The issue of digitalising old books

Old books that are in the public domain could easily be made available to a larger audience on the Internet; however, to facilitate the search for these books, it becomes necessary to process a page scan (which is actually a photocopy) into digital text where searches can be made. Optical Character Recognition (OCR) software is in charge of this, but very often this software has many problems with this type of books. To improve their recognition rate, optical character recognition software programmes need to "learn". This means that their results must be compared to the results obtained by humans to gradually increase the number of characters they are able to recognise. However, transcription by humans is a long and repetitive task.

What if we joined the tool to ... the tool?

Luis Van Ham is a professor at the Carnegie-Mellon University in Pittsburgh and he works on human computation, meaning programmes that combine the power of human thinking with the calculation speed of computers to solve problems that humans or computers alone cannot solve (OCR tools are a typical example). He developed the concept of objective games, whereby humans while playing, are actually carrying out useful operations. Even if it is not a game, the reCaptcha he developed follows this principle. Every time we decipher deformed words, taken from the digitalisation of old books, to prove to the internet site that you are a human being, you are actually contributing to the growth of the database used by OCR software and to improve their effectiveness in recognising digital characters in old books.

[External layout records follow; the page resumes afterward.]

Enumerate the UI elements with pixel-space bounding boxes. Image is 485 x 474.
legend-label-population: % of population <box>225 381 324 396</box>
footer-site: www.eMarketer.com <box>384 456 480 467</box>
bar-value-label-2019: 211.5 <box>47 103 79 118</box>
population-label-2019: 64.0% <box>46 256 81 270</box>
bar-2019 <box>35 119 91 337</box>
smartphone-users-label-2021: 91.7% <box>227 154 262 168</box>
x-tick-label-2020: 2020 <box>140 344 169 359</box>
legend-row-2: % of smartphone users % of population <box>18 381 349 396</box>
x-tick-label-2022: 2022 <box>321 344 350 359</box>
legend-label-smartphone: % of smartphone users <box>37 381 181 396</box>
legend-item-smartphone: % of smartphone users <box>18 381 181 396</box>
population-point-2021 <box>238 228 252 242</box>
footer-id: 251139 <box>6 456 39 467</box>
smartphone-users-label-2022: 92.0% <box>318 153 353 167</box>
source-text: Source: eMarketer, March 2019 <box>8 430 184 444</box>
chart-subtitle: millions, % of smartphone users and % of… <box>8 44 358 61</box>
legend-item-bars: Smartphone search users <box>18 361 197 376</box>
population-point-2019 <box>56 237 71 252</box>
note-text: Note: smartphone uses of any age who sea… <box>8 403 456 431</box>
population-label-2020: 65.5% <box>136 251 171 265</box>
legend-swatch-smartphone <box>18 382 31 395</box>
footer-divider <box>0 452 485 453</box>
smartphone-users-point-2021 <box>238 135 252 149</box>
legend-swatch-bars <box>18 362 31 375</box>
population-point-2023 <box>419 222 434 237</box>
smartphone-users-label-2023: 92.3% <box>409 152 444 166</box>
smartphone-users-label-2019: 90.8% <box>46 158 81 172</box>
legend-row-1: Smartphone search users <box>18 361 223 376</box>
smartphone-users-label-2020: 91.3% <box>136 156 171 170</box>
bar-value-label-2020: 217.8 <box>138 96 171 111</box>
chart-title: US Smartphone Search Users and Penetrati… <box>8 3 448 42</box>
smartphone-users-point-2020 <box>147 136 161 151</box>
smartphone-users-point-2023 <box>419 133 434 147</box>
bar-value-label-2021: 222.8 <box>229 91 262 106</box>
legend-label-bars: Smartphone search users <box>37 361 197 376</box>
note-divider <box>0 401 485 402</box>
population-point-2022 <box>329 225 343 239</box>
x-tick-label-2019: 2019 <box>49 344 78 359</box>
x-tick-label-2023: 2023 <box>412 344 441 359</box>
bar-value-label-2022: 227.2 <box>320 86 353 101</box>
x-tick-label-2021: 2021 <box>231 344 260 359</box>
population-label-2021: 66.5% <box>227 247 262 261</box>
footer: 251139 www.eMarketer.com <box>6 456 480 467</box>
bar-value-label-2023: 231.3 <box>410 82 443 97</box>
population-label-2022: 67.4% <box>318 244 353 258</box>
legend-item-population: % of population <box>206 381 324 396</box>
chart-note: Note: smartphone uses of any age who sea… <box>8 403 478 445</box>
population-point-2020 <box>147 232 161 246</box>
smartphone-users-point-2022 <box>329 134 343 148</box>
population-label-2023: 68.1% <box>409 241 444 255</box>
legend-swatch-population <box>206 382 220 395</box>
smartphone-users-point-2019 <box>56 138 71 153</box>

reCaptcha, how does it work?

Scans of old book pages are read by two different types of character recognition software. When a same word is read differently by these two software programmes, it is considered suspicious and is added to the reCaptcha database.
When you are asked to prove that you are human and not a machine using a reCaptcha, there are always two words, one is more deformed than the other. One of the two has already been identified as valid by OCR software (and this is the one used to verify that you are human) and the other one has not (this will be the word you help to identify). When a certain number of internet users identify a suspicious word in the same way it is then validated. It is then included into the database of validated reCaptcha words and into the database used by OCR software to recognise the characters in digitalised books. Today, the reCaptcha character recognition software has achieved a level of error similar to that of a human being.

Is this work positive?

Google purchased reCaptcha in 2009 and installed it on its pages asking for this type of validation. Given the power of Google, this has given a large visibility to the project and a larger number of participants. Google's main goal is to digitalise Google books and make it easier to refer to and search text in their pages. However, it would seem that Google has adapted reCaptcha to other projects; in this sense, some reCaptchas appeared containing street names from Google Street View.